Diyarbakır Ana Jet Üssü Komutanı Tuğgeneral Deniz Kartepe, o sırada Eskişehir’deki BHHM’nin komutanı olan Hava Korgeneral Mehmet Şanver’in kızının düğünü için İstanbul’da Moda Deniz Kulübü’ndeydi. Bu talimatı muhtemelen ya İstanbul’a gitmeden önce ya da düğün sırasında telefonla vermişti.
*
Dikkat çekici olan 181 ve 182. filoların binbaşı rütbesindeki her iki komutanı Ahmet Özdemir ve İbrahim Yozgat’ın da fiilen bu işin içinde olmalarıydı. Daha da dikkat çekici gözüken, üs personelinden olmayan, Eskişehir BHHM’de görevli Kurmay Yüzbaşı Yavuz İstek’in de Diyarbakır’a gelip buradaki pilotlarla birlikte bu darbe operasyonunda görev almış olmasıydı. Üstelik İstek, altılı kolun ilk havalanan birinci uçağında önde oturuyordu, bu konumuyla altılı kolun lideri olarak uçuyordu.
Tuhaf bir başka unsur daha var. Yavuz İstek, 14 Temmuz perşembe akşamı Diyarbakır’a Hava Kuvvetleri Komutanlığı Genel Sekreterliği’nde görevli Albay Ali Durmuş ile birlikte gelmişti. Ali Durmuş’la ikisini havaalanında 15 Temmuz’da altılı kolda uçan pilotlardan Binbaşı İbrahim Yozgat karşılamıştı. Durmuş, ertesi sabah Ankara’ya dönmüş ve darbe gecesi Akıncı Üssü’ndeki 143. Filo’da ortaya çıkmıştı. Güvenlik kamerası kayıtları, Durmuş’u o gece 143. Filo’nun koridorunda yürürken gösteriyor.
Uçaklar daha sonra Ankara’ya yaklaşırlarken alçaldılar, kentin üstünden süratle geçerek havadan estirilen terörü daha da alevlendirdiler.
Pilotlar, 24.00’ü geçtikten sonra Akıncı Üssü’ne iner inmez doğruca darbenin operasyon merkezi 141. Filo’ya katıldılar. Akıncı Üssü’ne ilişkin iddianamede bu pilotlardan ikisinin daha sonra yeniden kalkarak Ankara üzerinde uçuş yaptığı, iki pilota ise İstanbul üzerinde uçma görevi verildiği belirtiliyor.
Fatih Şen
*
İddianameye göre, İstanbul üzerinde uçan pilotlardan birincisi Yüzbaşı Fatih Şen. Saat 02.10’da 94-0077 numaralı mühimmat yüklü F-16 uçağıyla Akıncı’dan kalkış yapan Fatih Şen, İstanbul’a giderek alçaktan uçtu, ses hızını geçti, çok sayıda dalış yaptı ve ardından saat 04.05’te Akıncı Üssü’ne indi.

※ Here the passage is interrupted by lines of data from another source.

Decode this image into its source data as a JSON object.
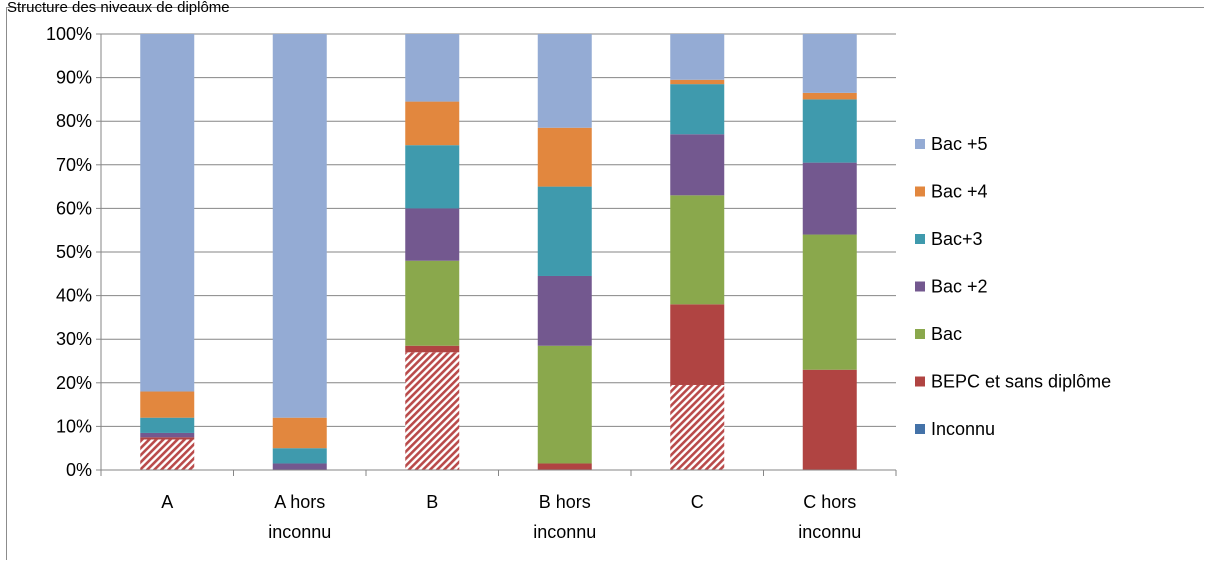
{
  "header_text": "Structure des niveaux de diplôme",
  "chart_data": {
    "type": "bar",
    "stacked": true,
    "percent": true,
    "categories": [
      "A",
      "A hors inconnu",
      "B",
      "B hors inconnu",
      "C",
      "C hors inconnu"
    ],
    "category_lines": [
      [
        "A"
      ],
      [
        "A hors",
        "inconnu"
      ],
      [
        "B"
      ],
      [
        "B hors",
        "inconnu"
      ],
      [
        "C"
      ],
      [
        "C hors",
        "inconnu"
      ]
    ],
    "ylim": [
      0,
      100
    ],
    "yticks": [
      0,
      10,
      20,
      30,
      40,
      50,
      60,
      70,
      80,
      90,
      100
    ],
    "ytick_labels": [
      "0%",
      "10%",
      "20%",
      "30%",
      "40%",
      "50%",
      "60%",
      "70%",
      "80%",
      "90%",
      "100%"
    ],
    "grid": true,
    "legend_position": "right",
    "series": [
      {
        "name": "Inconnu",
        "color": "#4472a8",
        "hatched": true,
        "hatch_color": "#b94a4a",
        "values": [
          7,
          0,
          27,
          0,
          19.5,
          0
        ]
      },
      {
        "name": "BEPC et sans diplôme",
        "color": "#b04442",
        "values": [
          0.5,
          0,
          1.5,
          1.5,
          18.5,
          23
        ]
      },
      {
        "name": "Bac",
        "color": "#8aa84c",
        "values": [
          0,
          0,
          19.5,
          27,
          25,
          31
        ]
      },
      {
        "name": "Bac +2",
        "color": "#73588f",
        "values": [
          1,
          1.5,
          12,
          16,
          14,
          16.5
        ]
      },
      {
        "name": "Bac+3",
        "color": "#3f9aad",
        "values": [
          3.5,
          3.5,
          14.5,
          20.5,
          11.5,
          14.5
        ]
      },
      {
        "name": "Bac +4",
        "color": "#e2873e",
        "values": [
          6,
          7,
          10,
          13.5,
          1,
          1.5
        ]
      },
      {
        "name": "Bac +5",
        "color": "#94abd4",
        "values": [
          82,
          88,
          15.5,
          21.5,
          10.5,
          13.5
        ]
      }
    ]
  }
}
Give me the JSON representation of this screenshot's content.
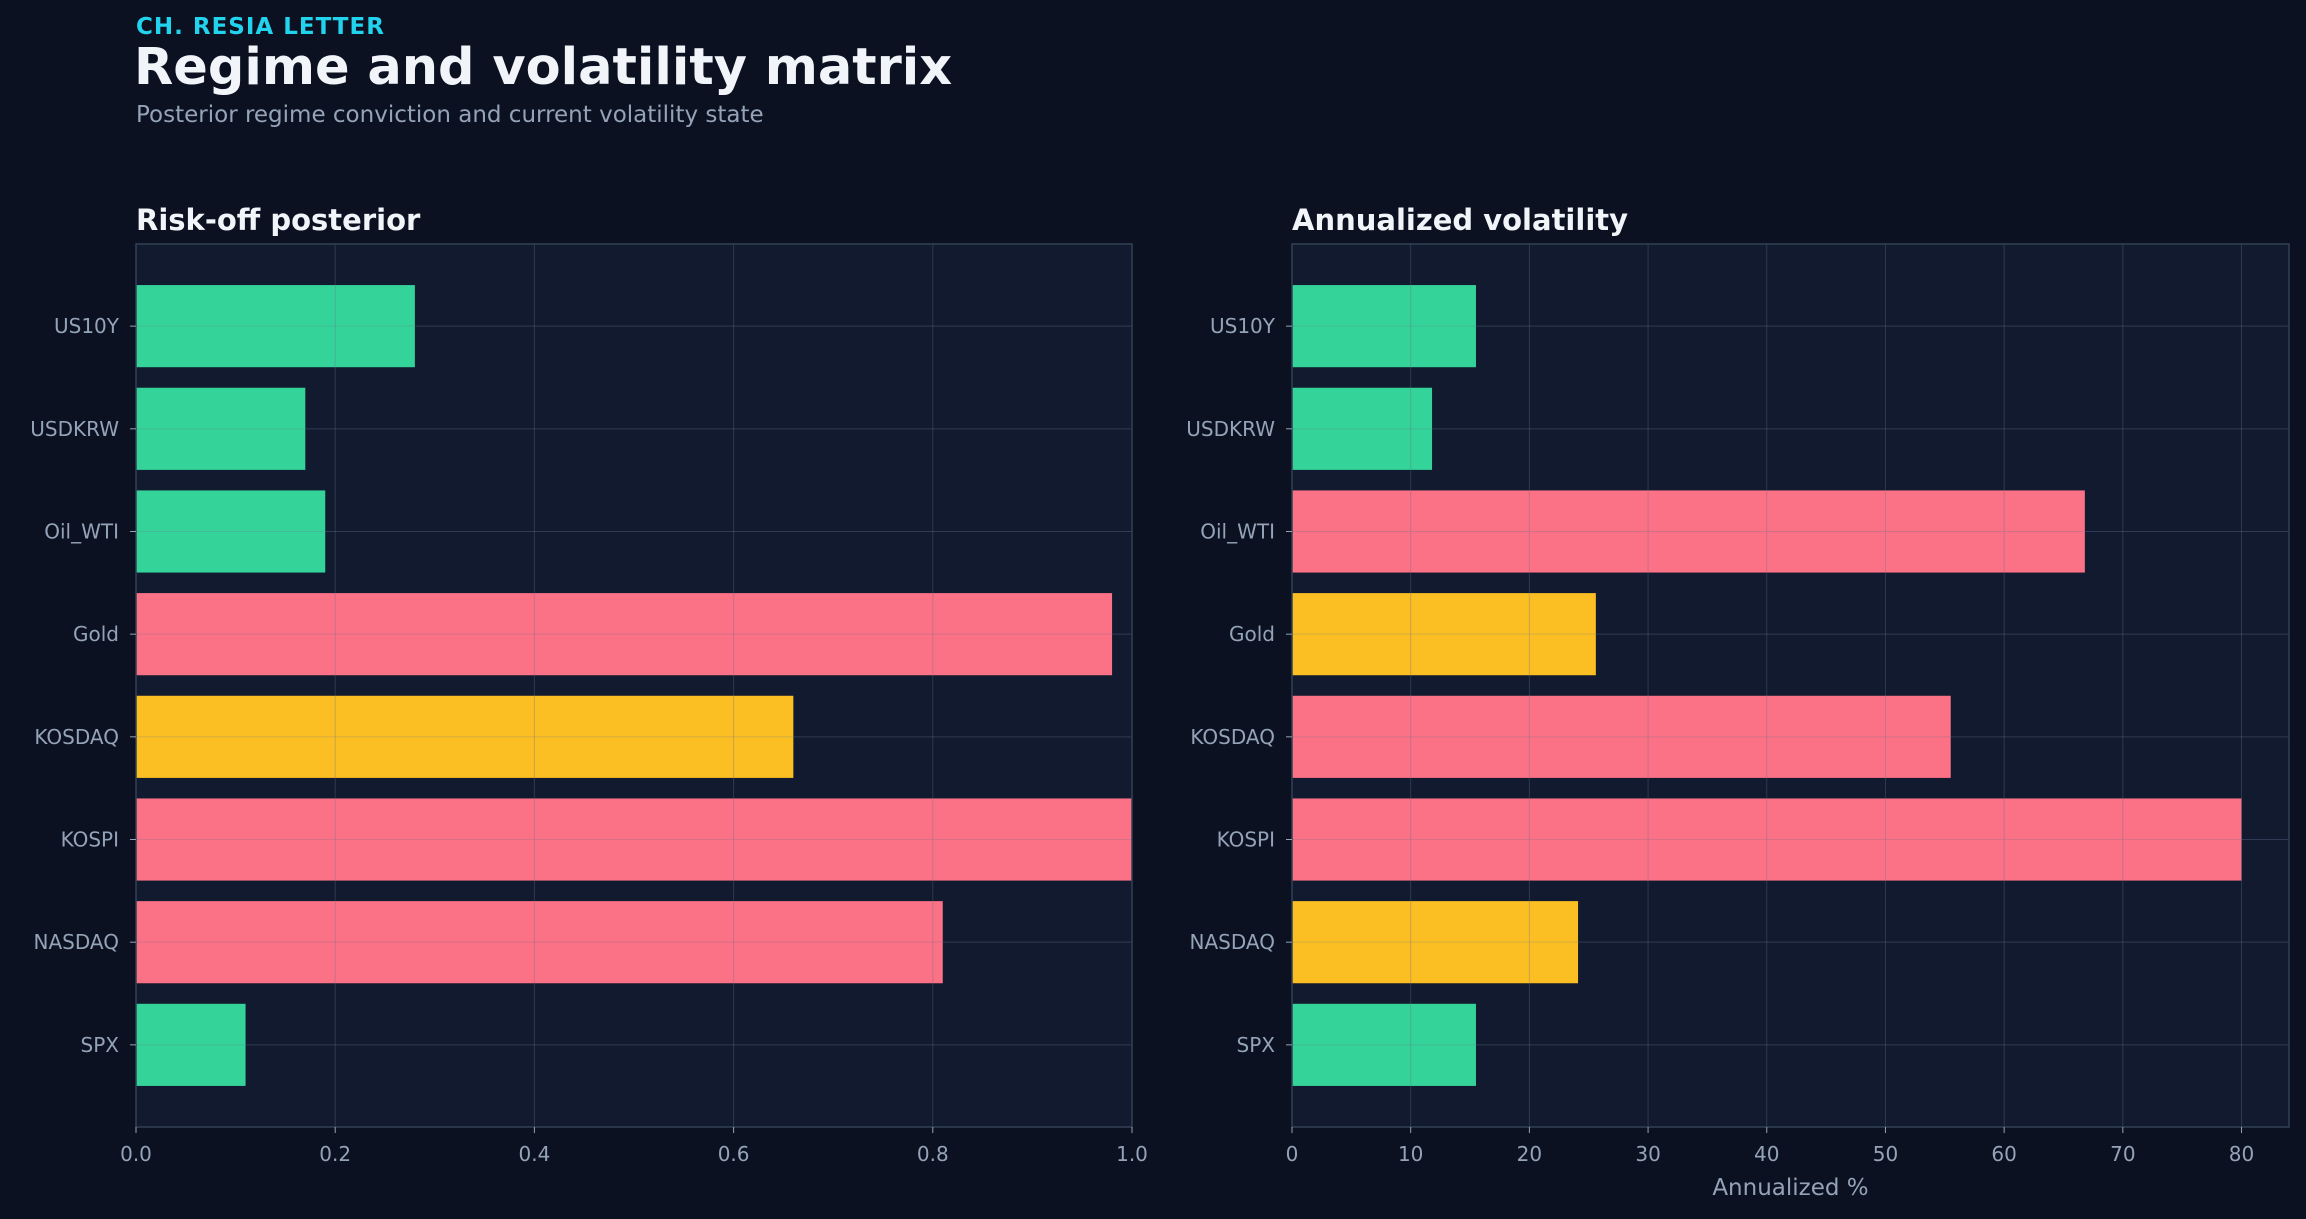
{
  "header": {
    "kicker": "CH. RESIA LETTER",
    "title": "Regime and volatility matrix",
    "subtitle": "Posterior regime conviction and current volatility state"
  },
  "colors": {
    "background": "#0b1120",
    "panel": "#111a2e",
    "grid": "#1f2a44",
    "frame": "#334155",
    "green": "#34d399",
    "red": "#fb7185",
    "amber": "#fbbf24",
    "text": "#f1f5f9",
    "muted": "#94a3b8",
    "accent": "#22d3ee"
  },
  "chart_data": [
    {
      "type": "bar",
      "orientation": "horizontal",
      "title": "Risk-off posterior",
      "xlabel": "",
      "ylabel": "",
      "categories": [
        "US10Y",
        "USDKRW",
        "Oil_WTI",
        "Gold",
        "KOSDAQ",
        "KOSPI",
        "NASDAQ",
        "SPX"
      ],
      "values": [
        0.28,
        0.17,
        0.19,
        0.98,
        0.66,
        1.0,
        0.81,
        0.11
      ],
      "bar_colors": [
        "green",
        "green",
        "green",
        "red",
        "amber",
        "red",
        "red",
        "green"
      ],
      "xlim": [
        0,
        1.0
      ],
      "xticks": [
        0.0,
        0.2,
        0.4,
        0.6,
        0.8,
        1.0
      ],
      "xtick_labels": [
        "0.0",
        "0.2",
        "0.4",
        "0.6",
        "0.8",
        "1.0"
      ],
      "grid": true
    },
    {
      "type": "bar",
      "orientation": "horizontal",
      "title": "Annualized volatility",
      "xlabel": "Annualized %",
      "ylabel": "",
      "categories": [
        "US10Y",
        "USDKRW",
        "Oil_WTI",
        "Gold",
        "KOSDAQ",
        "KOSPI",
        "NASDAQ",
        "SPX"
      ],
      "values": [
        15.5,
        11.8,
        66.8,
        25.6,
        55.5,
        80.0,
        24.1,
        15.5
      ],
      "bar_colors": [
        "green",
        "green",
        "red",
        "amber",
        "red",
        "red",
        "amber",
        "green"
      ],
      "xlim": [
        0,
        84
      ],
      "xticks": [
        0,
        10,
        20,
        30,
        40,
        50,
        60,
        70,
        80
      ],
      "xtick_labels": [
        "0",
        "10",
        "20",
        "30",
        "40",
        "50",
        "60",
        "70",
        "80"
      ],
      "grid": true
    }
  ]
}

İkinci pilot Yüzbaşı Erdem Erdoğan da 02.10’da 93-0689 kuyruk numaralı mühimmat yüklü F-16 ile kalkarak İstanbul’a gitti. O da Fatih Şen gibi kent üzerinde alçaktan uçtu, çok sayıda dalış yaparak, ses hızını geçti. Erdoğan, saat 04.50’de Akıncı Üssü’ne indi. Bu durumda 2 saat 40 dakika havada kaldığı anlaşılıyor.
Erdem Erdoğan
İddianamedeki bu bilgiler, büyük ölçüde Hava Kuvvetleri Komutanlığı’nın görevlendirdiği bilirkişilerin uçakların radarlarda bıraktıkları izler ve diğer teknik veriler üzerinden yaptıkları değerlendirmelere dayanıyor.
Askeri bilirkişilerin tespitlerine karşılık, her iki pilot da İstanbul’a uçmadıklarını ve filoda kaldıklarını söylüyor.